Filhos contam que data não será tão especial pela distância (Foto: Arquivo pessoal)

A rotina deste do último domingo (11), para muitas famílias será bem diferente do que era o tradicional almoço de Dia das Mães ao redor da matriarca. A razão é por conta de um pequeno vírus que afastou, física e momentaneamente, algumas pessoas até mesmo daquelas que é impossível ficar longe dos seus abraços.

Como um gesto de amor para proteger suas mães da covid-19, a publicitária Carolina de Camargo Pereira e a comerciante Isabel Cristiana Novello Duarte não se reuniram com suas famílias. Esta foi a primeira vez que isso aconteceu.

Para Carolina, a dor da distância vem de antes mesmo da quarentena. Por trabalhar no setor de turismo, a publicitária tem poucos finais de semana no ano para si. “Já tinha mais dificuldade de ver ela [a mãe], então às vezes ficava sem ver”, lembra. “Contando com a quarentena, já faz no mínimo 90 dias que eu não vejo ela pessoalmente”, conta.

Como a publicitária passa pela pandemia sozinha em Piracicaba – sua família é de Tatuí, e não tem filhos, por não ver a mãe, este domingo não será como esperava. “Eu vou tentar falar com ela, mas para mim não vai ser um dia tão especial esse ano, porque não vou poder estar com ela. E é a rotina, não estou me preparando para fazer nada de especial por aqui também”, explica Carolina, lembrando que sua mãe não tem acesso à internet para que pelo menos pudesse matar a saudade em uma conversa mais longa e prazerosa olho no olho por videochamada.

Como é do grupo de risco por ser hipertensa, a mãe da Carolina, Catarina, de 55 anos, pouco sai na rua. Seu filho que mora na mesma cidade é quem faz as compras no supermercado. “Eu fico mais preocupada por causa da distância, porque ela é do grupo de risco e eu não consigo ajudar muito. Se eu for lá, ela já mora sozinha, já vive um pouco mais isolada, então se for lá tenho medo de transmitir, levar alguma coisa pra ela”, preocupa-se Carolina.

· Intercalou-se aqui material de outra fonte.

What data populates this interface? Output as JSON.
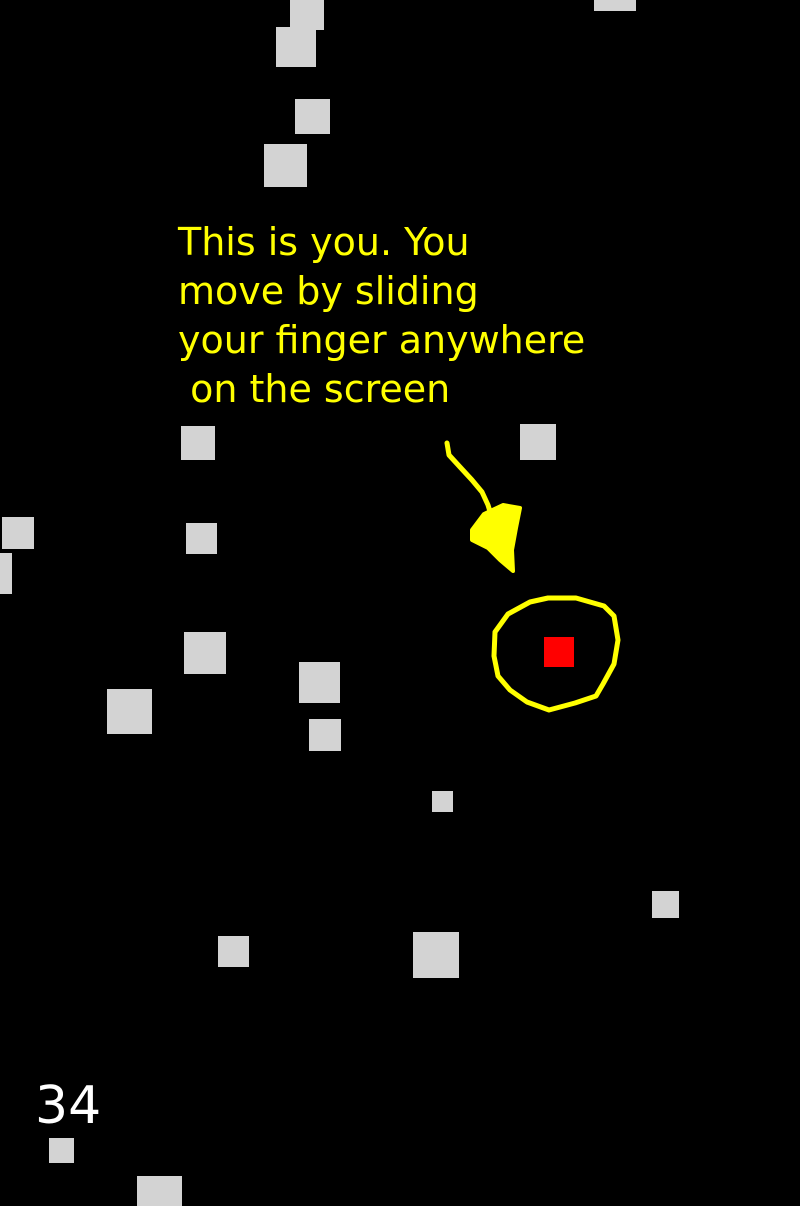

Já Isabel mora na mesma cidade da mãe e a vi constantemente. O primeiro impacto de não reunir a família já foi na Páscoa. “A Páscoa já passou e nós não nos reunimos, ficamos todos distantes um do outro”, recorda Isabel, que já pensa no churrasco que a família fará após a quarentena. A mãe da comerciante tem 77 anos.

Além do Dia das Mães e da Páscoa, Isabel também passará o aniversário da mãe, que será dia 17 de maio, distante.

Não só pela comerciante, como também pelos seus filhos e netos, a saudade também será sentida no estômago. Afinal comida de mãe e de avó não tem substituição. “Ela faz um cuscuz divinamente, um risoto maravilhoso [também]. As crianças adoram, todo mundo adora o risoto dela, estão todos com saudade, falando ‘a gente não pode ir almoçar na vó?’”, conta Isabel.